Last year, a French nuclear-powered submarine was badly destroyed by fire and was rescued from the scrapyard by chopping it in half and welding the salvageable half to a decommissioned submarine.
According to the French Defense Ministry, an intense 14-hour-long accidental fire on the attack submarine Perle while it was in dry dock for repairs last June rendered the front portion of the boat unusable. Steel parts were structurally damaged and could not be fixed.
During the fire at a shipyard in Toulon, southern France, the rear half of the 241-foot-long (73-meter) submarine, which has a displacement of 2,600 tons, was not affected.
Fortunately for the French navy, one of the Perle’s sister ships, the Saphir, had been withdrawn from service in 2019 and was being dismantled at a shipyard in Cherbourg, in the northwest.
The Saphir’s front section was structurally sound, so French officials decided it could be mated with the Perle’s rear section to create a single operational attack submarine.
In December, a semi-submersible ship transported the damaged Perle from Toulon to Cherbourg. According to a news release from French shipbuilder Naval Group, workers cut the Perle in half in February and the Saphir in half in March.
The back half of the Perle and the front half of the Saphir were placed on “walkers” at the Cherbourg shipyard at the beginning of this month so they could be carefully aligned and then welded together, according to a Naval Group statement. The joining work will be done in the coming months, according to Naval Group spokesperson Klara Nadaradjane.
The resulting submarine, still known as the Perle, would be about four-and-a-half feet (1.4 meters) longer than any of its predecessors to accommodate a “junction area” where miles of cables and pipes will be spliced together, according to the press release.
New living quarters will be built in the junction area, giving the crew of 70 submariners a little more room. Before being attempted onboard the submarine, all of this work will be practiced using a three-dimensional digital model, according to Naval Group. According to the study, the mission entails 100,000 hours of engineering research and 250,000 hours of industrial work by 300 people.

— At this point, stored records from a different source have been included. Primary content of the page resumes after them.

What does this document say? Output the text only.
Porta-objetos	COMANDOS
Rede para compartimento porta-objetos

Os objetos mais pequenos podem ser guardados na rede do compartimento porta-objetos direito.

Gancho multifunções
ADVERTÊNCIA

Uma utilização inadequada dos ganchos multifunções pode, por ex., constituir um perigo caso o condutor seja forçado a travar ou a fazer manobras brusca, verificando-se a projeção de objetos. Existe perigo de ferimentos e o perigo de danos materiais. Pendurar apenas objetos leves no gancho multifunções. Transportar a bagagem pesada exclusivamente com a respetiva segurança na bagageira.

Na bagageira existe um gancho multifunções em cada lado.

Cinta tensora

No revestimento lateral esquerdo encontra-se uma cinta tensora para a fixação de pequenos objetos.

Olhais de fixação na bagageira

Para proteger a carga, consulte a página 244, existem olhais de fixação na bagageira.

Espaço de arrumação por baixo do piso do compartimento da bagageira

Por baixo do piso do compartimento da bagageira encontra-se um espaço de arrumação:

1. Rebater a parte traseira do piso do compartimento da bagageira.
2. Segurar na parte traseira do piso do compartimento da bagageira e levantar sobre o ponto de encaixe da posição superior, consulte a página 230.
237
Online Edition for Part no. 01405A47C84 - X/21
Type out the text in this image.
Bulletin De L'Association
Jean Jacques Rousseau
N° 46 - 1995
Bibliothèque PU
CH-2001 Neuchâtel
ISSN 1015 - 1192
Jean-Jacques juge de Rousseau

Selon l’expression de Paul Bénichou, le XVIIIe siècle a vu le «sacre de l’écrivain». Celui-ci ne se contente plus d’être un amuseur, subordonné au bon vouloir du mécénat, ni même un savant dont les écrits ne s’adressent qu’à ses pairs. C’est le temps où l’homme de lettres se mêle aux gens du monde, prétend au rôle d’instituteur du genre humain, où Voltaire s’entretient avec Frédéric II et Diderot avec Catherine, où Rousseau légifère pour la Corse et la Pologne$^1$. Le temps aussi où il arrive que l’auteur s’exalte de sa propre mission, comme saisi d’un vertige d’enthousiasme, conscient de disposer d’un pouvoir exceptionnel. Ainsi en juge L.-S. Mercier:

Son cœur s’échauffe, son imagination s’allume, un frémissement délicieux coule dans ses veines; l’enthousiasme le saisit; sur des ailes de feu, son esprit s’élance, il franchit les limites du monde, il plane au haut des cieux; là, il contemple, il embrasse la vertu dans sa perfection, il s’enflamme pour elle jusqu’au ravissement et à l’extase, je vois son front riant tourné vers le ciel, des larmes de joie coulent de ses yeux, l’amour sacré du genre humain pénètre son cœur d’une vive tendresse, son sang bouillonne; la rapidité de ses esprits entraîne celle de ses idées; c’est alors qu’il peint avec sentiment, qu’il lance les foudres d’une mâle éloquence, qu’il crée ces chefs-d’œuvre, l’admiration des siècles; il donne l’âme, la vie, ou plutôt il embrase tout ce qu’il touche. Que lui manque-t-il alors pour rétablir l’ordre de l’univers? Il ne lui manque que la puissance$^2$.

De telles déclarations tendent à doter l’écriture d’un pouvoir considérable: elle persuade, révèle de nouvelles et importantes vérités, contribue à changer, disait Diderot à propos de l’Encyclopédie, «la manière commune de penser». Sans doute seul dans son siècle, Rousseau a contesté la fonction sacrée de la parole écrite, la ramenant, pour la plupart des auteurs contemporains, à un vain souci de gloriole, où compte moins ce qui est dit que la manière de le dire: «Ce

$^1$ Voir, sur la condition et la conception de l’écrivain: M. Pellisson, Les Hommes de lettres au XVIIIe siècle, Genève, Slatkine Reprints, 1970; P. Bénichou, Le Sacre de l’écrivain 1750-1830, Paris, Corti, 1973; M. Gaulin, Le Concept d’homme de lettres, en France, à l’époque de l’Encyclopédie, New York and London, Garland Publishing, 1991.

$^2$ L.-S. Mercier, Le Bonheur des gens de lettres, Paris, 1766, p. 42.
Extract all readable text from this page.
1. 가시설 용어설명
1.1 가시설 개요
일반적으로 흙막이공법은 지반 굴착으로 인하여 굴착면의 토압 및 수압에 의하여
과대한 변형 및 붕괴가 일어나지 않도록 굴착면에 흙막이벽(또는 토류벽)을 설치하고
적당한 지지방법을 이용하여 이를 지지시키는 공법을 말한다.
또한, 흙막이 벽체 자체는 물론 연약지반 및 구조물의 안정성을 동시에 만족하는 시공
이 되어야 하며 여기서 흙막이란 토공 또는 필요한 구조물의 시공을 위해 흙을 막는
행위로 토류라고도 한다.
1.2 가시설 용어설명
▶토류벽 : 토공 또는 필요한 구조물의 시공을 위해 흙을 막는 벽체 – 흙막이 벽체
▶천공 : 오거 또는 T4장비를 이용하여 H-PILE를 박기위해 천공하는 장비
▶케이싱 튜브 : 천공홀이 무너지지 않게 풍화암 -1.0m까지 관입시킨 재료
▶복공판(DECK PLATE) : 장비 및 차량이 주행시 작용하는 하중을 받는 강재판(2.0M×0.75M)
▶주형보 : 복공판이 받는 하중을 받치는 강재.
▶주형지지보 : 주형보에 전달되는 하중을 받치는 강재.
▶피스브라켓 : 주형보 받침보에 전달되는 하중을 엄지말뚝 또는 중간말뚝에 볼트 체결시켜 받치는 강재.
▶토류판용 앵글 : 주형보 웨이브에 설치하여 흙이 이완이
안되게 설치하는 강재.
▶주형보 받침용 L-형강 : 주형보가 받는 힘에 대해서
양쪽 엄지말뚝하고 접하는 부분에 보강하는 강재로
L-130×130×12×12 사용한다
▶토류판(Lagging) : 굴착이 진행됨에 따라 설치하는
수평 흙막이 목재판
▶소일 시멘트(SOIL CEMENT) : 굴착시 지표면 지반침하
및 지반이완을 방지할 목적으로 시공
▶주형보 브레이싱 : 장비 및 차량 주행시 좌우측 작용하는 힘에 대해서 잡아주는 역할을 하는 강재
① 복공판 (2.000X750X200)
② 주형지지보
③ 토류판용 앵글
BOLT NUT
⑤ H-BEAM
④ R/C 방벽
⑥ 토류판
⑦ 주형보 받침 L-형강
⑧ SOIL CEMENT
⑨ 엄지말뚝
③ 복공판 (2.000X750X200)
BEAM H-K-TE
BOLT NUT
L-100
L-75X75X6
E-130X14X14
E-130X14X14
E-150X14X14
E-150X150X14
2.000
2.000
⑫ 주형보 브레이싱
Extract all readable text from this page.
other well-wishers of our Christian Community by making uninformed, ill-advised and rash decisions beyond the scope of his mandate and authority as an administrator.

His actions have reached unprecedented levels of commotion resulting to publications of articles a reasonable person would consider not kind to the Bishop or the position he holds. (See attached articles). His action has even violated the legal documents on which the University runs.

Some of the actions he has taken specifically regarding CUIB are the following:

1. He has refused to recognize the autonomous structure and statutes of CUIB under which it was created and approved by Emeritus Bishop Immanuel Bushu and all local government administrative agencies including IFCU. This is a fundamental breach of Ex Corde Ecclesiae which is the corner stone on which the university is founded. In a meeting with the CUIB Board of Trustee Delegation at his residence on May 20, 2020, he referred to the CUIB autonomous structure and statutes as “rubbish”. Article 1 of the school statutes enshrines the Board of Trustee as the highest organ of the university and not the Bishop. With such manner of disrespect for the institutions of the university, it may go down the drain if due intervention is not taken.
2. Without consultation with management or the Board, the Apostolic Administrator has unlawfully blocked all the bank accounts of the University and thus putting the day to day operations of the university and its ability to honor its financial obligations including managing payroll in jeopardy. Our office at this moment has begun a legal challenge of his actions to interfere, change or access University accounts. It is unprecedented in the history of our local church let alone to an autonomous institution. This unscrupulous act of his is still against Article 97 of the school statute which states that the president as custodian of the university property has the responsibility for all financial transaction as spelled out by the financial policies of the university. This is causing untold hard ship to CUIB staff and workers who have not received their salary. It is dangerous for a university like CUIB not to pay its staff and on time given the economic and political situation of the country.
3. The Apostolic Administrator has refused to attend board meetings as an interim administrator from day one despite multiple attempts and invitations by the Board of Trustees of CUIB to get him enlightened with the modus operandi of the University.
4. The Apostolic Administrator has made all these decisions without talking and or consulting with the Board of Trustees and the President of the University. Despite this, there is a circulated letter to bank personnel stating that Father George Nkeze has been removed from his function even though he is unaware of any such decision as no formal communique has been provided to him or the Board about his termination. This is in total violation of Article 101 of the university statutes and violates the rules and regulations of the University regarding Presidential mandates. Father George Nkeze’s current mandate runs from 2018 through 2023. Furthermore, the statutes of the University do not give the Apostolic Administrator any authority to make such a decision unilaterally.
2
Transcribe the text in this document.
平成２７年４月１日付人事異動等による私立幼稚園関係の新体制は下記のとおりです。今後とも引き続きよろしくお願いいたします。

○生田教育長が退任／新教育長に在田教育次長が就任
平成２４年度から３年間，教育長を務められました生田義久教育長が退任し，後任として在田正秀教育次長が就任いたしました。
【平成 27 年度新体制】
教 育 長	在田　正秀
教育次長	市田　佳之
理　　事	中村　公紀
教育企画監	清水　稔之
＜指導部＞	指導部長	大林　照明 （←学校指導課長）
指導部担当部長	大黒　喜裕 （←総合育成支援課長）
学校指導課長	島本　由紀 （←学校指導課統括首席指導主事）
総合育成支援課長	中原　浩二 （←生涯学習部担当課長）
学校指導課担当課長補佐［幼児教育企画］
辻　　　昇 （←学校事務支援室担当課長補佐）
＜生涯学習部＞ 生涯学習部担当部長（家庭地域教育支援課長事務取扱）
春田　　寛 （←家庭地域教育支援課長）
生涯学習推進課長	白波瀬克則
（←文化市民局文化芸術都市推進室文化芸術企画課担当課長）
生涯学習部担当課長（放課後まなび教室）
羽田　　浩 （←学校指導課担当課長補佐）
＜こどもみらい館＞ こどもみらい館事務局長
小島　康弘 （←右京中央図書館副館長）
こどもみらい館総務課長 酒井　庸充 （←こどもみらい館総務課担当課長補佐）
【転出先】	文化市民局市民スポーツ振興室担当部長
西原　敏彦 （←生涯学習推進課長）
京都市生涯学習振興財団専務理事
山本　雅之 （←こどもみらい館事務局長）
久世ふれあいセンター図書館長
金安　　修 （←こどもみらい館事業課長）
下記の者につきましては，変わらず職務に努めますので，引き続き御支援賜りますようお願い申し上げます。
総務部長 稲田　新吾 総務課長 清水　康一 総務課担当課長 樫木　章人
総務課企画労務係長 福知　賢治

According to Nadaradjane, industry regulations prevent the company from providing a cost estimate for the operation. The Perle, commissioned in 1993, was the most recent of the French fleet’s six Rubis-class nuclear submarines. The Saphir, the class’s second boat, was launched in 1984 and served for 35 years before being decommissioned.
The new Barracuda nuclear-powered submarines, the first of which, the Suffren, was delivered to the French navy in November, would replace the Rubis-class submarines in the coming years. According to Naval Group, the sixth Barracuda sub isn’t expected to join the fleet until 2030, so the half-and-half Perle would be needed to maintain French attack submarine numbers at the required six.
The new Perle is scheduled to be transferred back to Toulon late this year for further technical work and enhancements to its battle systems before joining the French fleet in early 2023, according to Franck Ferrer, programs director for Naval Group’s Services Division.
“Carrying out this type of project in these circumstances, i.e. repair work that involves joining the fore and aft ends of two sister ships, is of course a first in the modern history of Naval Group,” Ferrer said.
But it’s not the first of its kind.
“The United States Navy did something similar to that when it replaced the bow of the damaged USS San Francisco, which ran aground on a seamount near Guam in 2005, with the bow of USS Honolulu, which was slated to be retired,” said Thomas Shugart, a retired US Navy attack submarine commander.
And, he said, these types of repairs are preferable to starting from scratch.
“For sure it would be a lot of work, but probably a lot less than building a whole new submarine,” said Shugart, now a fellow at the Center for a New American Security.
According to Shugart, new submarine design is exactly the same as what the French are doing in the Cherbourg shipyard right now.
“All new-construction US submarines are now built using modular construction, which is essentially putting pieces of submarine together, though clearly in a more planned-for fashion than in the case of this repaired French submarine,” he said.